Nas últimas semanas reclamamos bastante do preconceito e infantilidade dos moradores de Gracepoint, que julgam seus vizinhos sem olhar para a escuridão de seus próprios corações, mas depois de mais um sermão do padre Paul, a cidade se uniu de forma muito humilde e prestativa na busca pelo menino Tom. Ou talvez só agora a população entendeu que enquanto o assassino de Danny não for capturado nenhum deles realmente está a salvo.

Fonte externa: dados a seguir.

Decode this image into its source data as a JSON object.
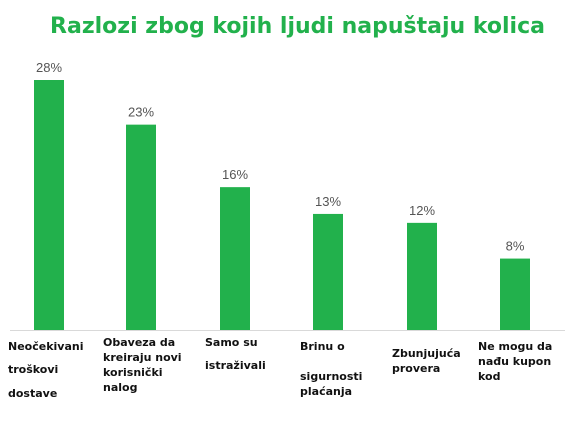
{
  "chart_data": {
    "type": "bar",
    "title": "Razlozi zbog kojih ljudi napuštaju kolica",
    "xlabel": "",
    "ylabel": "",
    "ylim": [
      0,
      30
    ],
    "grid": false,
    "legend": "none",
    "bar_color": "#22b14c",
    "title_color": "#22b14c",
    "categories": [
      [
        "Neočekivani",
        "troškovi",
        "dostave"
      ],
      [
        "Obaveza da",
        "kreiraju novi",
        "korisnički",
        "nalog"
      ],
      [
        "Samo su",
        "istraživali"
      ],
      [
        "Brinu o",
        "sigurnosti",
        "plaćanja"
      ],
      [
        "Zbunjujuća",
        "provera"
      ],
      [
        "Ne mogu da",
        "nađu kupon",
        "kod"
      ]
    ],
    "values": [
      28,
      23,
      16,
      13,
      12,
      8
    ],
    "value_labels": [
      "28%",
      "23%",
      "16%",
      "13%",
      "12%",
      "8%"
    ]
  }
}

Outra criança perdida, dessa vez não no sentido literal, foi a menina Julianne. Depois de inúmeras (e toscas) mensagens de voz deixadas por seu pai em seu telefone, a garota resolveu aparecer, sem aviso prévio, no pior momento possível da investigação. E quando o seu pai teve que escolher, não entre uma criança desconhecida e sua filha, mas, entre uma criança em segurança e uma criança desaparecida, a resposta de Carver foi a gora d’água para a Julie, que abandona o pai mesmo sabendo de sua doença cardíaca.
Apesar de sua aparição ter sido curta, seu impacto pode ter sido profundo na vida de Carver. Seu lado humano ficou muito mais aflorado e, talvez, isso seja exatamente o que faltava para ele desvendar o caso da morte do Danny e, consequentemente (ou não), do desaparecimento do garoto Tom.